An LLP agreement is, however, a contract that includes rights and obligations on the parties to the agreement. As a result there can be occasions when the agreement is breached because one party has not complied with their obligations. In these circumstances, it had been suggested in academic text and often asserted, that such conduct could have the effect of repudiating the LLP agreement. This could have severe consequences. This is because if an LLP agreement could be terminated as a result of a repudiatory breach, the default rules under the statutory scheme will apply, including equal sharing of profits. In circumstances where one member only has a smaller share of the LLP’s profits, having the ability to terminate the LLP agreement unilaterally for repudiatory breach could result in that member receiving a windfall.

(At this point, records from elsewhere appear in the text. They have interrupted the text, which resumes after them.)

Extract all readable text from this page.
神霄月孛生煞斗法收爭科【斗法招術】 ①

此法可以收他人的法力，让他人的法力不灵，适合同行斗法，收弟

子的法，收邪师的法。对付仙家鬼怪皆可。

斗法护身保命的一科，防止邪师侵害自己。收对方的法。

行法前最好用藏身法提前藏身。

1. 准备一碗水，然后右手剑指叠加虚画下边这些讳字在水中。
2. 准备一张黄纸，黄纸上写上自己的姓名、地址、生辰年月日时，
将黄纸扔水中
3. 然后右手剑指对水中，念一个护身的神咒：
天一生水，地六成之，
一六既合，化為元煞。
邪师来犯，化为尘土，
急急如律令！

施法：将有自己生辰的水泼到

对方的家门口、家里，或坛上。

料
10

It would also give rise to a complex situation where some (innocent) members are bound by the LLP agreement, whilst others are not.

Non-application of repudiatory breach

In Flanagan, the English High Court has held that once an LLP agreement pursuant to section 5 of the Act has been made it will continue to bind the LLP and the members until either it is terminated by common agreement, or it is varied in accordance with a procedure to which all the relevant parties have previously subscribed. Therefore a breach of an LLP agreement does not entitle the innocent party to accept the breach as repudiating the agreement, however serious that breach may be. The innocent party is nevertheless entitled to claim damages for losses suffered as a result of the breach. 

Conclusion

The decision in Flanagan provides important clarification on the interrelation between contract and partnership law. It eliminates a significant risk that was believed by some to exist in the LLP regime. It also removes the incentive for a member whose share of the profits under the LLP agreement is less than 50%, or who otherwise has fewer rights under the LLP agreement than he would have under the default rules, to allege that another member has committed a repudiatory breach of the agreement in the hope that the default rules will then apply instead. 

The decision in Flanagan does leave open the question of whether an LLP agreement can be terminated for repudiatory breach where there are only two members in the LLP, although based on the reasoning applied in the case, it appears unlikely that the courts would apply an inconsistent regime to this subset of partnership agreements.